The poetry flows; it challenges you, opens your mind, soothes and consoles you while teaching you at the same time.
However, what brings this poetry to a higher plane is the music that is woven in and through it, which harmonises to capture the soul.
It is a master-piece.
Effortlessly, you listen because the sounds and rhythms are also in you, you have grown in them.
The choreography to the words and the music is astounding.
The dance comes naturally — listening, you cannot avoid it.
In his dance, the artiste displays supine bodily kinesthetic intelligence; the seraphic footwork woos the poetry, weaving the music in and around it and even as you dance and enjoy, you cannot afford to introspect for it is too close.

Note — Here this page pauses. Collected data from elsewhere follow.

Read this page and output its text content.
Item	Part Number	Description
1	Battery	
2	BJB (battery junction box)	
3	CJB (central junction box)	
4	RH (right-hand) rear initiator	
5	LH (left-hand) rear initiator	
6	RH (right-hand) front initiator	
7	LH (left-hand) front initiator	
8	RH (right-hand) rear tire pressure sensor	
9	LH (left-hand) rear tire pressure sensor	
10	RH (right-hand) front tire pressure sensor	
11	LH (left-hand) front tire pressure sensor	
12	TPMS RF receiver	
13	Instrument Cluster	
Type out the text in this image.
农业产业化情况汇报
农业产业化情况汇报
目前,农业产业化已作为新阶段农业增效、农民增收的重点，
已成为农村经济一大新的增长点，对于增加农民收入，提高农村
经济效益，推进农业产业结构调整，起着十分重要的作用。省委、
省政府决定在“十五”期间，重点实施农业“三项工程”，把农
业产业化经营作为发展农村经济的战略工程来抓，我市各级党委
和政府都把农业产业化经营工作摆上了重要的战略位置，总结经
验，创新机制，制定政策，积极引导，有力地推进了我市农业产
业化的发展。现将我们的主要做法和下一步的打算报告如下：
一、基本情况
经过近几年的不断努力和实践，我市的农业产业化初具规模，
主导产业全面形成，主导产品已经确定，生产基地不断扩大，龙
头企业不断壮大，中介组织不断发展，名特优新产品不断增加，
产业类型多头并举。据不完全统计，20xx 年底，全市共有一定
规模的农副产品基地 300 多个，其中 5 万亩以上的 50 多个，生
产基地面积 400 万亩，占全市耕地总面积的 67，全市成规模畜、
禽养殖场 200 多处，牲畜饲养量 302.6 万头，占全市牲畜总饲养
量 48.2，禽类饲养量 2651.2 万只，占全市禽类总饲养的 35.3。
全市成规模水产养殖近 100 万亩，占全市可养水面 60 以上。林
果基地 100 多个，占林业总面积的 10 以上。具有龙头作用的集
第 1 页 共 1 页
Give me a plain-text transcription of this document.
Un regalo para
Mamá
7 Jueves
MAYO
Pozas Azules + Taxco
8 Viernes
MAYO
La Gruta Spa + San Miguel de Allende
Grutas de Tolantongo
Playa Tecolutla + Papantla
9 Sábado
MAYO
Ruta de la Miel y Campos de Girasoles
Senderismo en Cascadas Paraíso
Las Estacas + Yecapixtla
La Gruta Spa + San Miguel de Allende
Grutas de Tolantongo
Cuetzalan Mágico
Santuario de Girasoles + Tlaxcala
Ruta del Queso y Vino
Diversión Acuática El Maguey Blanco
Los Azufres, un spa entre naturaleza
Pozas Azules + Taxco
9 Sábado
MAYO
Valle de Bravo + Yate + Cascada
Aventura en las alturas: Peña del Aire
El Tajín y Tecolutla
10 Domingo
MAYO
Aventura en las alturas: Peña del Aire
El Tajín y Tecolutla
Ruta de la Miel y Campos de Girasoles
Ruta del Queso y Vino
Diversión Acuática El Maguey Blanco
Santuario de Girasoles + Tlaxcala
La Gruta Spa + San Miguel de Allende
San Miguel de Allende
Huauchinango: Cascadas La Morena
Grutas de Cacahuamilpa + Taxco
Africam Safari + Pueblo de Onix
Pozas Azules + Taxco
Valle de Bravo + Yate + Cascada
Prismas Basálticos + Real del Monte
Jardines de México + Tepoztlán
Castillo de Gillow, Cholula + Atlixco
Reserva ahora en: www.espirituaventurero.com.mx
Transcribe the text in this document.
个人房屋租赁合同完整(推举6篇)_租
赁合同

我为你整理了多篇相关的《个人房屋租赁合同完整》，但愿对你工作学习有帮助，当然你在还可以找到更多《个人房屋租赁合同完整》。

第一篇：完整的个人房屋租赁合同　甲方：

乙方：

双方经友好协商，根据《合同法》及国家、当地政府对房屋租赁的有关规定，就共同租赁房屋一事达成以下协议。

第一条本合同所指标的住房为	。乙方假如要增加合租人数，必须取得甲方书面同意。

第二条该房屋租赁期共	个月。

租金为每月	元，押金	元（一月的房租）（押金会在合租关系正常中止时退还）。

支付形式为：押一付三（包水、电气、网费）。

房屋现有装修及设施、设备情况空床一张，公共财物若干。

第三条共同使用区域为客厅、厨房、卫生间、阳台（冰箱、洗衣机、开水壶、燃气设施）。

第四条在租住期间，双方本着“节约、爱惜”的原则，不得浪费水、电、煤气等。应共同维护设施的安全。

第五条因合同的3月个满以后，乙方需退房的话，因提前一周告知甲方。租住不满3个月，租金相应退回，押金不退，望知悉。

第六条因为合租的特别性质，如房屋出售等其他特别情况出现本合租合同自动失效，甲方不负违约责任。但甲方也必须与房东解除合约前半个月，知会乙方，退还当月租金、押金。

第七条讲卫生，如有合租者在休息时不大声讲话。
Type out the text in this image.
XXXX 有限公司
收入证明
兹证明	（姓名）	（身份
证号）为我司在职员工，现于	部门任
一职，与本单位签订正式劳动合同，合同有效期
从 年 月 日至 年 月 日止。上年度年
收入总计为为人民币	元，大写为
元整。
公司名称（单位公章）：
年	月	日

But that is just what you have to do because the poetry is not empty words, it tells you the story of your life, forces you to face it and to think about.
“Tafadzwa nyarara, unyararise
Mwari vanoziva ivo
Vangaite zvavanoda, urambe wakanyarara
Chero uchiona uchiziva denga rinenyasha
Taridza kushinga uenderere mberi neupenyu hwako.”
In the above song, Macheso advises and consoles.
In the poetry, he reveals highly developed inter-personal and intra-personal intelligence, the domains which govern relationships with others and with the self respectively.
Macheso also demonstrates existential intelligence, so important in our cultural values as espoused in the lyrics below:
“Kubuda kwaro ndinoiwana nguva yokutenda amai vangu muzvare
Kuvira kwaro ndinoiwana nguva yokutenda amai vangu muzvare
Ndinoziva hakuzi kugona kwangu
Inyasha dzedenga”
He exhorts people to honour their parents, honour God and be grateful.
It is not just Macheso, it is also the late Leonard Dembo in ‘Mudazvavamwe’ when he says: “Ko zvaunoda vavamwe, wako uchazomuda rini?”
He impeaches greed, lust and envy.
There is also Dr Oliver ‘Tuku’ Mtukudzi who he sings:
“Kusvikira rinhi tichitiza mumvuri wedu?”
He decries the self-rejection so rampant among us as we embrace the ways of the West that are so inimical to us.
The late Simon Chimbetu is another legend.
In ‘Pane asipo’ he sings:
“Gungano ramaita iri pane vamwe vasipo
Molly akasara kuhondo
Jonah akasara ikoko
Tatadza kukanganwa isu, kukanganwa takoniwa.”
Can we really forget the liberation struggle, he challenges?
Then there are the Four Brothers who sang:
“Vimbai mwana akanaka
Chichekererwa seshereni
Chitora mwoyo pakaperera shungu DzaMwari
Meso ake akashongedzwa tsitsi nengoni.”
They posted a concept of beauty so African, so distant from the depravity that is so common in music from the West.
These great musicians and others, who continue to rise above it all, remain custodians of our revered cultural values.
This golden generation of musicians’ songs deserve to be taken into the classroom in order for children to learn from their poetry our rich cultural heritage.
The fact that these are songs, not bound into a book, does not make them less valuable, but actually more valuable because the accompanying music adds enjoyment to learning.
Children learn effortlessly when there is music and what’s more, if it is music they can dance to?
We must move away from the English classroom and create our own unfettered African classrooms.
Through exposure to this rich milieu of learning, children will develop more than one intelligence at a time.
They develop linguistic intelligence through the poetry; they develop musical intelligence from the accompanying music, bodily kinesthetic intelligence from dancing, from playing the instruments, be it the guitar, mbira, drums or piano.
They also develop intra and inter-personal intelligences from the attitudes values and feelings in the poetry and the cultural content of the music.
When we teach our children such poetry from our own musicians, we encourage them to listen to our own music rather than foreign music which in many cases has cultural values that are inimical to our hunhu/ubuntu.
This will also help our young to be critical of the local music that corrodes our cultural values because we will have taught them to love the Zimbabwean music that promotes the best in us.
Zimbabwean musicians are gems.
They have been, and still are, some of the best ambassadors of our cultural values.